Get to know Amram Altzman, a GS/JTS activist for LGBTQ and LGBTQ-Jewish issues. He discusses Sweetgreen, Butler, and the Morningside Heights bubble below.
Name: Amram Altzman; GS/JTS; Sociology and Jewish history; Brooklyn, NY
Claim to fame: I’m just a run-of-the-mill bougie li’l socialist trying to make my way in this world. I helped start JQ, the LGBTQ-Jewish student group on campus, and the first group specifically for LGBTQ students of faith on campus. I also spent three years as a contributor for New Voices, an online independent magazine by and for Jewish college students. I was that weird New York kid who never got a driver’s license, so I had to use my passport to get into Mel’s on my 21st birthday. I’ve also done car commercials. In Japan.
Where are you going? I’m taking the summer off to learn how to ~adult~ before starting work for an organization called Keshet at the end of August, where I’ll be their Youth Program Associate, working to create spaces for LGBTQ-identified Jewish teens around the country.

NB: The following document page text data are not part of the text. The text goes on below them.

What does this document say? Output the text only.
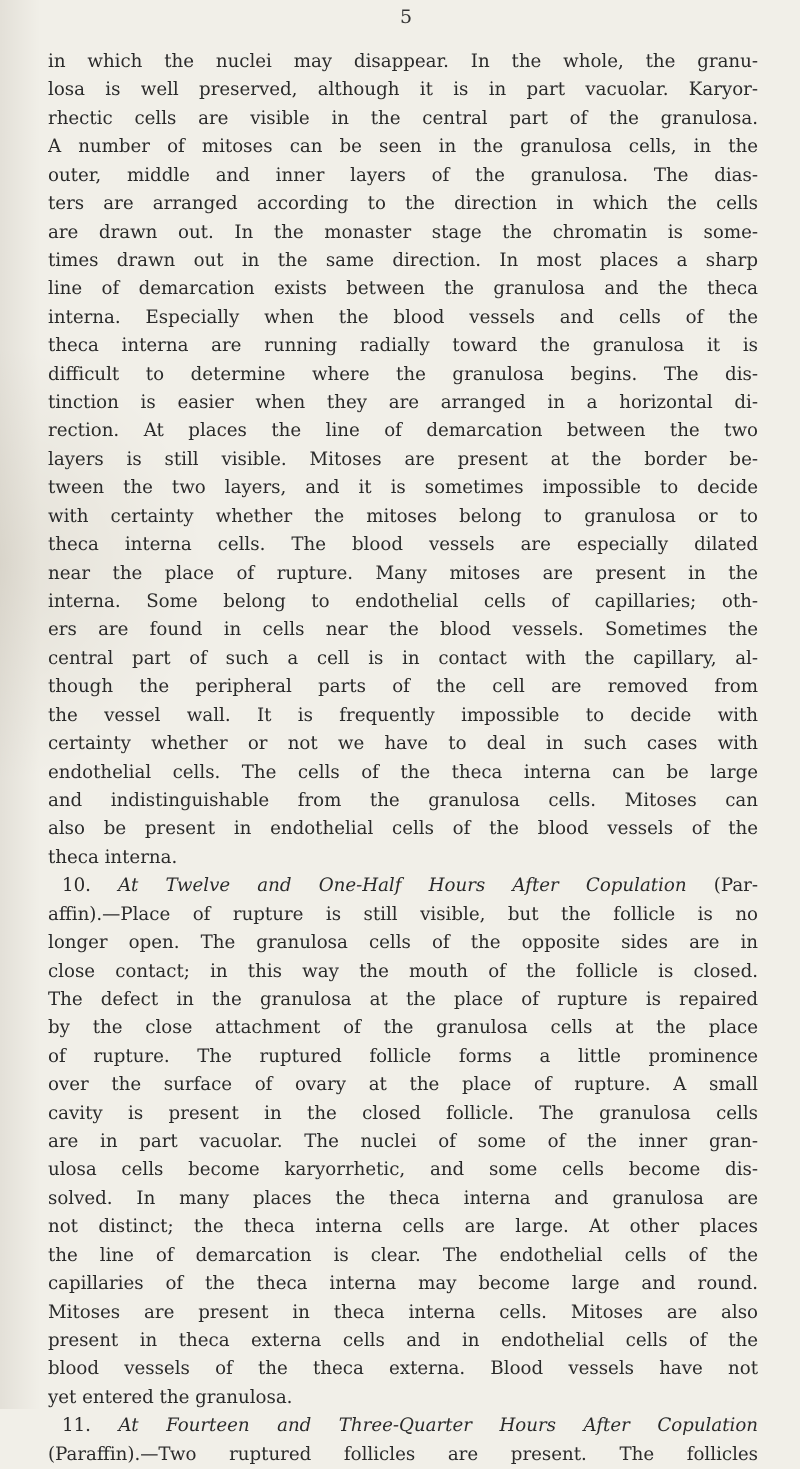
5
in which the nuclei may disappear. In the whole, the granu-
losa is well preserved, although it is in part vacuolar. Karyor-
rhectic cells are visible in the central part of the granulosa.
A number of mitoses can be seen in the granulosa cells, in the
outer, middle and inner layers of the granulosa. The dias-
ters are arranged according to the direction in which the cells
are drawn out. In the monaster stage the chromatin is some-
times drawn out in the same direction. In most places a sharp
line of demarcation exists between the granulosa and the theca
interna. Especially when the blood vessels and cells of the
theca interna are running radially toward the granulosa it is
difficult to determine where the granulosa begins. The dis-
tinction is easier when they are arranged in a horizontal di-
rection. At places the line of demarcation between the two
layers is still visible. Mitoses are present at the border be-
tween the two layers, and it is sometimes impossible to decide
with certainty whether the mitoses belong to granulosa or to
theca interna cells. The blood vessels are especially dilated
near the place of rupture. Many mitoses are present in the
interna. Some belong to endothelial cells of capillaries; oth-
ers are found in cells near the blood vessels. Sometimes the
central part of such a cell is in contact with the capillary, al-
though the peripheral parts of the cell are removed from
the vessel wall. It is frequently impossible to decide with
certainty whether or not we have to deal in such cases with
endothelial cells. The cells of the theca interna can be large
and indistinguishable from the granulosa cells. Mitoses can
also be present in endothelial cells of the blood vessels of the
theca interna.
10. At Twelve and One-Half Hours After Copulation (Par-
affin).—Place of rupture is still visible, but the follicle is no
longer open. The granulosa cells of the opposite sides are in
close contact; in this way the mouth of the follicle is closed.
The defect in the granulosa at the place of rupture is repaired
by the close attachment of the granulosa cells at the place
of rupture. The ruptured follicle forms a little prominence
over the surface of ovary at the place of rupture. A small
cavity is present in the closed follicle. The granulosa cells
are in part vacuolar. The nuclei of some of the inner gran-
ulosa cells become karyorrhetic, and some cells become dis-
solved. In many places the theca interna and granulosa are
not distinct; the theca interna cells are large. At other places
the line of demarcation is clear. The endothelial cells of the
capillaries of the theca interna may become large and round.
Mitoses are present in theca interna cells. Mitoses are also
present in theca externa cells and in endothelial cells of the
blood vessels of the theca externa. Blood vessels have not
yet entered the granulosa.
11. At Fourteen and Three-Quarter Hours After Copulation
(Paraffin).—Two ruptured follicles are present. The follicles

What are 3 things you learned at Columbia and would like to share with the Class of 2021?
- You can make salads for yourself, but Sweetgreen is always going to be more convenient. That’s just, like, the rules of capitalism.
- Butler smells. It’s not worth it. Go study somewhere else. Literally anywhere else. Morningside Heights, Harlem, and the Upper West Side are filled with coffee shops, libraries, courtyards, bars, sketchy restaurants, parks, roofs, and so many other surfaces where you can sit and study, and there’s no reason to ever enter Butler unless you need to check out a book from there.
- You will contradict yourself. Life is messy, and your opinions, belief systems, family, and friend groups might not always align perfectly with each other, and that’s okay. There are times to be idealistic — and there are times when you need to make tough decisions to protect those ideals — but there will also be times when you make the decision to put your own opinions aside for the people you care about. Learning to navigate life amidst contradictions is one of the hardest things that I’ve had to learn in college, and it’s not something that you can learn in the classroom (although reading about late capitalism did really help).
“Back in my day…” we ~settled~ debates about Israel/Palestine the old-fashioned way: by setting up competing campaigns across College Walk. We didn’t rent out planes or any of that other fancy stuff.
Justify your existence in 30 words or fewer. My friends all call me Momram because I bribed them for their friendship with cookies. It worked.
What was your favorite class at Columbia? It would be a tie between Professor Elizabeth Bernstein’s Sociology of the Body class, and Professor Tey Meadow’s Queer Practice class. Both of which pushed me way beyond my comfort zone, and both of which are classes and discussions that I still think about constantly.
Would you rather give up oral sex or cheese? Whelp, Sweetgreen only currently sells one of those things, and I need to eat during finals somehow…
One thing to do before graduating: Leave Morningside Heights occasionally. It’s surprisingly difficult to do. I know this, because I spent most of my last semester of college never going south of 120th Street and spending time on campus.
Any regrets? Loads. I didn’t push myself as much as I’d wanted to. I never auditioned for Orchesis. I only went to Senior Night once (Oops. I did have a beer on my thesis writing nights though. Maybe bigger oops.). I didn’t spend enough time actually on campus, and I didn’t spend enough time leaving my dorm to explore the parts of the city that I’d never seen before. At the end of the day, though, I’m really sure I’m leaving Columbia with too many complaints; I’ll probably just come crawling back because I can’t ever leave Sweetgreen.